Bombardier de première ligne Su-24M de la marine russe s’approchant d’un avion ravitailleur, dans la région de Kaliningrad, en Russie.

Ces dispositifs, identifiés comme des armes à sous-munitions, ont explosé en touchant le sol ou les structures du hameau, entraînant la mort de plusieurs personnes et faisant de nombreux blessés parmi les villageois. Cette attaque nocturne a laissé la communauté dans le désarroi le plus total.

Des accusations graves contre l’Africa Corps

L’implication de l’Africa Corps est pointée du doigt dans cette affaire. Ce recours à des munitions explosives dispersées sur des zones habitées suscite une vive émotion au sein de la population.

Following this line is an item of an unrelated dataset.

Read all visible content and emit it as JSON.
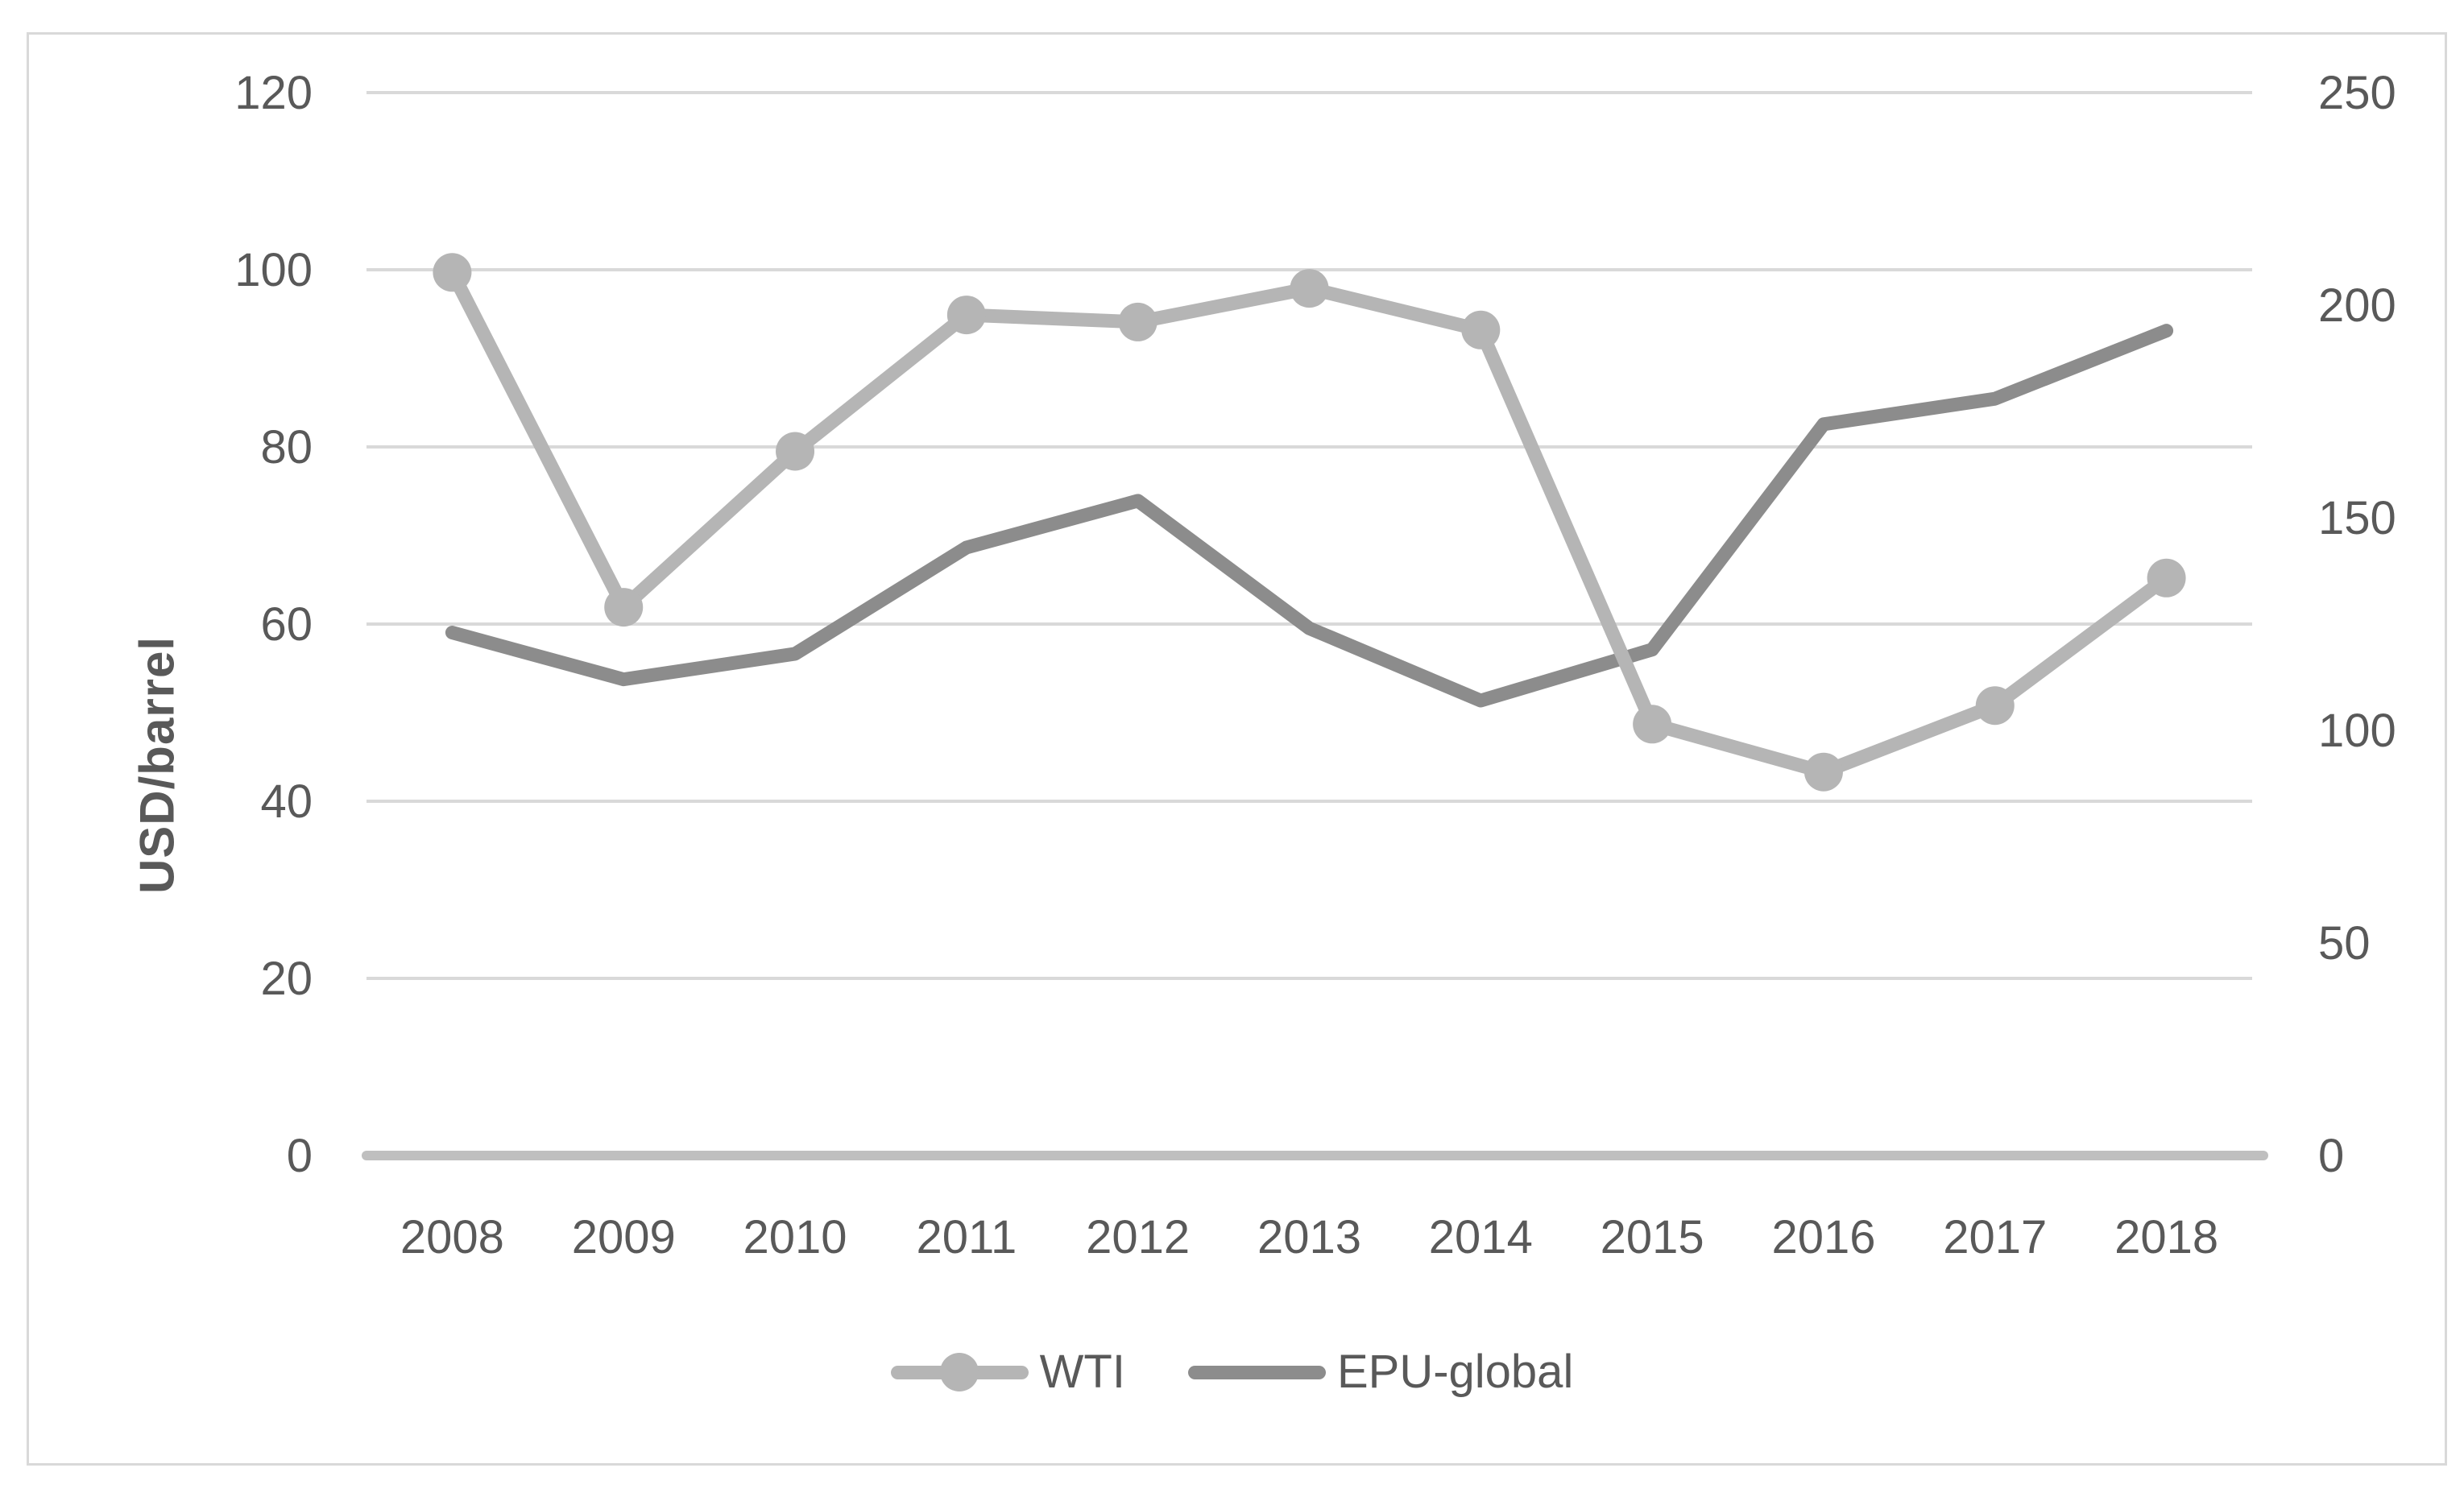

Au petit matin, les résidents ont pu constater l’ampleur des dégâts matériels et humains causés par ce bombardement imprévu.

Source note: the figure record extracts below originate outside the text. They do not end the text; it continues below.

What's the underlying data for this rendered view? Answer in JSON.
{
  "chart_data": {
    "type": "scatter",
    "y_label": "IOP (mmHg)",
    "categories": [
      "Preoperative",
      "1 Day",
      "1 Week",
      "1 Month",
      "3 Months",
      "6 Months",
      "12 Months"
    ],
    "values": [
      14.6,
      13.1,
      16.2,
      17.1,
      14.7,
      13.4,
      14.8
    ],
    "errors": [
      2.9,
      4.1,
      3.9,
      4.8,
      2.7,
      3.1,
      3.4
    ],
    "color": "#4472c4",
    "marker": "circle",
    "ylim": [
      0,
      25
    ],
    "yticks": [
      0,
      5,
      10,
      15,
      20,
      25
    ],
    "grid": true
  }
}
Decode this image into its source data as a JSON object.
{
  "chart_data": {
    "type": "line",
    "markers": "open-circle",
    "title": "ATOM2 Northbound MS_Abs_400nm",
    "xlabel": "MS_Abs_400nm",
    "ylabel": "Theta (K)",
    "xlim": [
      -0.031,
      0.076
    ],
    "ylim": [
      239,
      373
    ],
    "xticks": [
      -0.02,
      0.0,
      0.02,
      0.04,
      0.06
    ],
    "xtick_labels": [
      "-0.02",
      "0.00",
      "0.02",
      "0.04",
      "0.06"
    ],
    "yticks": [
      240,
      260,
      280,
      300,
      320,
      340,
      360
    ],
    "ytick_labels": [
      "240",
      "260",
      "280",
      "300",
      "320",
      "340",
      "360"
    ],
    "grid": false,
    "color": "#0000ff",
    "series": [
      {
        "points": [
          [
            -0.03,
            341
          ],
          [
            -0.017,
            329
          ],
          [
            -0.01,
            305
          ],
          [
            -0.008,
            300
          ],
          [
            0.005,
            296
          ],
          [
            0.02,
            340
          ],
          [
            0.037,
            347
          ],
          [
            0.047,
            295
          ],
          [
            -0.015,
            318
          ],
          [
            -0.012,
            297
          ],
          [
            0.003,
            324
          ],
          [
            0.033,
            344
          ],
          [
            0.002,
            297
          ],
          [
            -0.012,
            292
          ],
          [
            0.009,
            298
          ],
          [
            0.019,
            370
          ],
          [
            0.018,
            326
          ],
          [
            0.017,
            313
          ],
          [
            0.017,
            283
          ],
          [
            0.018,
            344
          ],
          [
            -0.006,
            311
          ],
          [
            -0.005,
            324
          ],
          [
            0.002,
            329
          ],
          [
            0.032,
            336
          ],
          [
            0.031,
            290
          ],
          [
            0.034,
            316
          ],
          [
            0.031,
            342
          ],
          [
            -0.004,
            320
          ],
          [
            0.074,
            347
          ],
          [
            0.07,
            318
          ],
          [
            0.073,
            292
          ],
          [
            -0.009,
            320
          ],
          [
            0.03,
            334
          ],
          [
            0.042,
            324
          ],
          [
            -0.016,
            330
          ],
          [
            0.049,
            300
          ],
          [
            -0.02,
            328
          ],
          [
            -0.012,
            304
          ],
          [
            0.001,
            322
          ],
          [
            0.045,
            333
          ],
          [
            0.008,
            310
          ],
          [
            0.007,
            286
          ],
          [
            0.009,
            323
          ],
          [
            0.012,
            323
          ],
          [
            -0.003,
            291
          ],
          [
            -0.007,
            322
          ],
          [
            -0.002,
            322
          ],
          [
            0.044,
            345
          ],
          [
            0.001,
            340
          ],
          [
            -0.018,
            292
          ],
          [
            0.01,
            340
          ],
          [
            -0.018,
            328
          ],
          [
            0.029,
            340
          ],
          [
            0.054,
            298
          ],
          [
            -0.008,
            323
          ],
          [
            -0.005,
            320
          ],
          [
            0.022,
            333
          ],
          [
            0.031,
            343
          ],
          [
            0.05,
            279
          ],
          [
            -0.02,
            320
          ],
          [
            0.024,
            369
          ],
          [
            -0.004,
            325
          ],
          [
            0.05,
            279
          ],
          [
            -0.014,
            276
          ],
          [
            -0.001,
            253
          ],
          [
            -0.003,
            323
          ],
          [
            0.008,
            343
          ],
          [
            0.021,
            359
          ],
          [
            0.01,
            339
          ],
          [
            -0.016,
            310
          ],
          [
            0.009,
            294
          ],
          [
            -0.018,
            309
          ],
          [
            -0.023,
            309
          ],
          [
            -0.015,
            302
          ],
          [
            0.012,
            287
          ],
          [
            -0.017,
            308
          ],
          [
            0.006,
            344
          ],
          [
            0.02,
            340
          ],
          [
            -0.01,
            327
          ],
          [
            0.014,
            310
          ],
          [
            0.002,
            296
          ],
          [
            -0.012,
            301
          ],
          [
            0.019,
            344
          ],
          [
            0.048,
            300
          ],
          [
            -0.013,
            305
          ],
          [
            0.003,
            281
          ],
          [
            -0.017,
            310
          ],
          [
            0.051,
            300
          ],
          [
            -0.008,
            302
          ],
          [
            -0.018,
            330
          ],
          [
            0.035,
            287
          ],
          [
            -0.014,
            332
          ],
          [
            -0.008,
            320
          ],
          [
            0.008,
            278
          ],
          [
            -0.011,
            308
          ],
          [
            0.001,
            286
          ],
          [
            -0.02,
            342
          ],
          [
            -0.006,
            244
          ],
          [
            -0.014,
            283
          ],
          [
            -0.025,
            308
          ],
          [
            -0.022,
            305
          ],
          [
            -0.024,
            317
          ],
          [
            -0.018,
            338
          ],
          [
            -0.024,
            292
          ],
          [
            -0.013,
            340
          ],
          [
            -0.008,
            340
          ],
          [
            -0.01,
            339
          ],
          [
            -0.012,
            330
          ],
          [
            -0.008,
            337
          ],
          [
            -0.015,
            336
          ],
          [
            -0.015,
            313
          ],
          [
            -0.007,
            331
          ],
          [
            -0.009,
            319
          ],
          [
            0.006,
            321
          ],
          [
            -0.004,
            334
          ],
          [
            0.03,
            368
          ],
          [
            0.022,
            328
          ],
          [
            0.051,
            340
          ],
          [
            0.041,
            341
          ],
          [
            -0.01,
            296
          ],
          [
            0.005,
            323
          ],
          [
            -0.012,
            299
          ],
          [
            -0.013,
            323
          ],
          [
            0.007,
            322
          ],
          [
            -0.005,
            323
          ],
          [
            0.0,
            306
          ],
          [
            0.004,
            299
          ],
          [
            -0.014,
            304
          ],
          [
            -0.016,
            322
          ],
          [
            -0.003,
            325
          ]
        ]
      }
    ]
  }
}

Dans un contexte où l’actualité burkinabè et malienne est étroitement liée par les enjeux de sécurité au Sahel, cet incident renforce le besoin d’une information citoyenne Burkina et régionale rigoureuse. Le journalisme Faso, tout comme celui de ses voisins, reste attentif aux répercussions de telles méthodes de combat sur la société Burkina politique et la stabilité de toute la zone frontalière.

L’utilisation de ces engins explosifs, particulièrement dangereux pour les civils, soulève des interrogations sur les tactiques employées sur le terrain malien par les forces en présence. La Voix du Faso et les observateurs régionaux continuent de suivre de près l’évolution de la situation à Kidal après ce drame.